Cette seconde phase n’est jamais séparée de la première : elle est soit ordonnée à la suite de la première, soit simultanée à elle. Par ailleurs, il importe que le pratiquant possède en lui la foi, l’humilité, l’amour et l’obéissance au Divin.

Prière et Alchimie spirituelle.

            Il existe une relation étroite entre Prière et Illumination. L’illumination est un reflet de l’oraison. La prière émise par l’homme se réfléchit sur Dieu et revient illuminer celui qui prie.

            Les rites de la prière provoquent la transmutation des éléments psychiques de l’homme. C’est pourquoi elle apparaît comme le principal agent de l’alchimie spirituelle. Cette action de la prière a été souvent mise en relief par la littérature mystique islamique : « la raison suffisante de l’invocation du nom Divin est le souvenir de Dieu qui n’est, en définitive, que la conscience de l’inconditionnel. Le nom invoque et éveille cette conscience. Il s’épanouit dans l’âme et l’affermit dans le cœur. Il pénètre tout entier, le transforme et l’absorbe à la fois ». C’est aussi la raison pour laquelle les Chrétiens affirment que la prière est la clef du Royaume des Cieux. Mais pour devenir agent d’alchimie spirituelle la prière doit inclure des processus relevant de la concentration, de la méditation et de la contemplation.

            Faisons aussi remarquer le rôle de la prière dans l’alchimie véritable. La lecture des œuvres des adeptes de l’art d’Hermès, l’examen de l’iconographie alchimique, nous montrent s’il en était besoin, le rôle important de la prière.
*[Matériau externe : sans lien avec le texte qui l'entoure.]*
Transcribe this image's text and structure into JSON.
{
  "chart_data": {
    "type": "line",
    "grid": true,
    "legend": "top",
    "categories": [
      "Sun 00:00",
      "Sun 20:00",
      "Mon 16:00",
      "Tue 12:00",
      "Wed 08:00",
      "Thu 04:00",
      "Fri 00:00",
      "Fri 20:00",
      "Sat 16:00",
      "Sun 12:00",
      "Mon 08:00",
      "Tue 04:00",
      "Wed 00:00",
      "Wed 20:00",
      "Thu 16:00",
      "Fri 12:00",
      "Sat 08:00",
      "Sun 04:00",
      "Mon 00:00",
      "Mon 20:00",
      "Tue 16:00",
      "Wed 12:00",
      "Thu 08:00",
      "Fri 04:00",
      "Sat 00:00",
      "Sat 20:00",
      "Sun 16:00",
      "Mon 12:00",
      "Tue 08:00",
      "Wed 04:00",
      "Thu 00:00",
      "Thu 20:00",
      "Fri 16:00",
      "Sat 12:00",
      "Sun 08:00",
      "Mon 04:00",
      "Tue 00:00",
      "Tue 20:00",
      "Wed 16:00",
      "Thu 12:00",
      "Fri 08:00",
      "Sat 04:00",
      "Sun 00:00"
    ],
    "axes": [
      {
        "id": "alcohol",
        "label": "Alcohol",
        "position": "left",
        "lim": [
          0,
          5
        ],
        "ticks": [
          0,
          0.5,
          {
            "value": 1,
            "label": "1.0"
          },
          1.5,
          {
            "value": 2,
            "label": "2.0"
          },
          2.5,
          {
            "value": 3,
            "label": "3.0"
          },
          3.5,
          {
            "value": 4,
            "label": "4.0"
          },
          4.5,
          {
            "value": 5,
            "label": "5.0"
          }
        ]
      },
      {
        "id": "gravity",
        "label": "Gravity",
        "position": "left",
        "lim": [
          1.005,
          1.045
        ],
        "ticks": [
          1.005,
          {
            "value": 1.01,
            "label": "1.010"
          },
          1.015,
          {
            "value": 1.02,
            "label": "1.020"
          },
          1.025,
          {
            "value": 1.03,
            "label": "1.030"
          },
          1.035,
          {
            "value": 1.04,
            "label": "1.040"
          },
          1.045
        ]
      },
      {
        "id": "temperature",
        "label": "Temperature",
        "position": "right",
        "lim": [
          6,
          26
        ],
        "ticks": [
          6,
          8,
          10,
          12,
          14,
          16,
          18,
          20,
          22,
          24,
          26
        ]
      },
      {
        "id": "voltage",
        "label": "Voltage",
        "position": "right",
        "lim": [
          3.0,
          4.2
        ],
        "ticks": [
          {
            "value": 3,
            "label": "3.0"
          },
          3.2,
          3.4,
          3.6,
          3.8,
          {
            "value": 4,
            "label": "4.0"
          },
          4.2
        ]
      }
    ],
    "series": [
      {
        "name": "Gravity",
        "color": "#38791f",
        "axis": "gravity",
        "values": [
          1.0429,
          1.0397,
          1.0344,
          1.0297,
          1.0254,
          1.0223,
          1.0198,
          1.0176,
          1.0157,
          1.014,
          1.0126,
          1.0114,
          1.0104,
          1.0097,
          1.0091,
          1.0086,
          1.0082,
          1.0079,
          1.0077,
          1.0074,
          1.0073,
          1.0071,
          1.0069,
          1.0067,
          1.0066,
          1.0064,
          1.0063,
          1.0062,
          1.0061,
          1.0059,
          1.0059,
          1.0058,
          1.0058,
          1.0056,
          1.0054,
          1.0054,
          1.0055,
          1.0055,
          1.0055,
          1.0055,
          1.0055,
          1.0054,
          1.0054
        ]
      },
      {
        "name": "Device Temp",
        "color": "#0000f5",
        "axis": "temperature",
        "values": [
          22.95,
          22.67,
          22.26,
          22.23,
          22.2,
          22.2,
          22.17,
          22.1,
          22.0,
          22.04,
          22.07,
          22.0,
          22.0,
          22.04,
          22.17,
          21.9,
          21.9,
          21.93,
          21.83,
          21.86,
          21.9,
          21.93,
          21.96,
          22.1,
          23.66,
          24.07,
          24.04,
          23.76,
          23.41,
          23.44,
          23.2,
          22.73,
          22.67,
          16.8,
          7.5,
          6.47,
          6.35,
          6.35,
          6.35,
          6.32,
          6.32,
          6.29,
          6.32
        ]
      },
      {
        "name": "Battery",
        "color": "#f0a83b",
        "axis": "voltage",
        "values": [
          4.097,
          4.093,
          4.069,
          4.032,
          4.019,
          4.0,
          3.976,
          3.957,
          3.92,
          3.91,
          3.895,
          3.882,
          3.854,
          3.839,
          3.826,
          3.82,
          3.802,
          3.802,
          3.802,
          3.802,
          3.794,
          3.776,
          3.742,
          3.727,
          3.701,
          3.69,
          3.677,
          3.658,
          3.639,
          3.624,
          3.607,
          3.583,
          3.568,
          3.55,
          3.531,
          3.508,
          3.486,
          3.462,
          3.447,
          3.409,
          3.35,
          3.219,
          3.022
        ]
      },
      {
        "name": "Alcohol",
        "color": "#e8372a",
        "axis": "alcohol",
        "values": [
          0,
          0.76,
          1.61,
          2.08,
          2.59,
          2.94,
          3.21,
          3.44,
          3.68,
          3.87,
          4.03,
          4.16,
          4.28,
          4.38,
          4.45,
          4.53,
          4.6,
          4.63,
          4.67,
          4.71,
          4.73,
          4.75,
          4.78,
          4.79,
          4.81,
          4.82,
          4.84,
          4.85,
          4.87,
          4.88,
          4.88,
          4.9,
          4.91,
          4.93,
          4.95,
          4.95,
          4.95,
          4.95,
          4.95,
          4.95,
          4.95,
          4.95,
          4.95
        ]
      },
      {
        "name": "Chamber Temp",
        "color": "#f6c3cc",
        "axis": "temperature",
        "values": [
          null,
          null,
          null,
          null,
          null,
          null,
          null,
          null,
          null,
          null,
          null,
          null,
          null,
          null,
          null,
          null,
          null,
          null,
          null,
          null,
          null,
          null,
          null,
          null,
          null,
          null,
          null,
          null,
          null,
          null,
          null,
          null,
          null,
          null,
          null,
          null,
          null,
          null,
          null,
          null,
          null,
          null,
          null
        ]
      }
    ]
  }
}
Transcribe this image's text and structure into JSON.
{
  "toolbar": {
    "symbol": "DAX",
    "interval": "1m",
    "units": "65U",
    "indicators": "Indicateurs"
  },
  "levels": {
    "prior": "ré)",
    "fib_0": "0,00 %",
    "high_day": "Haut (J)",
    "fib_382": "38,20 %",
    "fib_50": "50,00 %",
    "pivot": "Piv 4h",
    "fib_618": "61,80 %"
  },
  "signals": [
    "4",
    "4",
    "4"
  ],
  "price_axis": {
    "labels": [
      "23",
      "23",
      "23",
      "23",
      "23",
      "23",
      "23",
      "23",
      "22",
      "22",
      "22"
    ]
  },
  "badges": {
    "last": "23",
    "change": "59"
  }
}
Dans ses Douze clefs de la philosophie, Basile VALENTIN précise : « En effet, si le créateur a voulu dispenser la véritable science et sa connaissance non commune, c’est tout au moins à certains qui condamnent le mensonge, qui affectionnent la vérité, la recherchent, désignés pour l’art avec un cœur sensible et qui, avant tout, sans hypocrisie, aiment Dieu, et pour cette raison le prient ».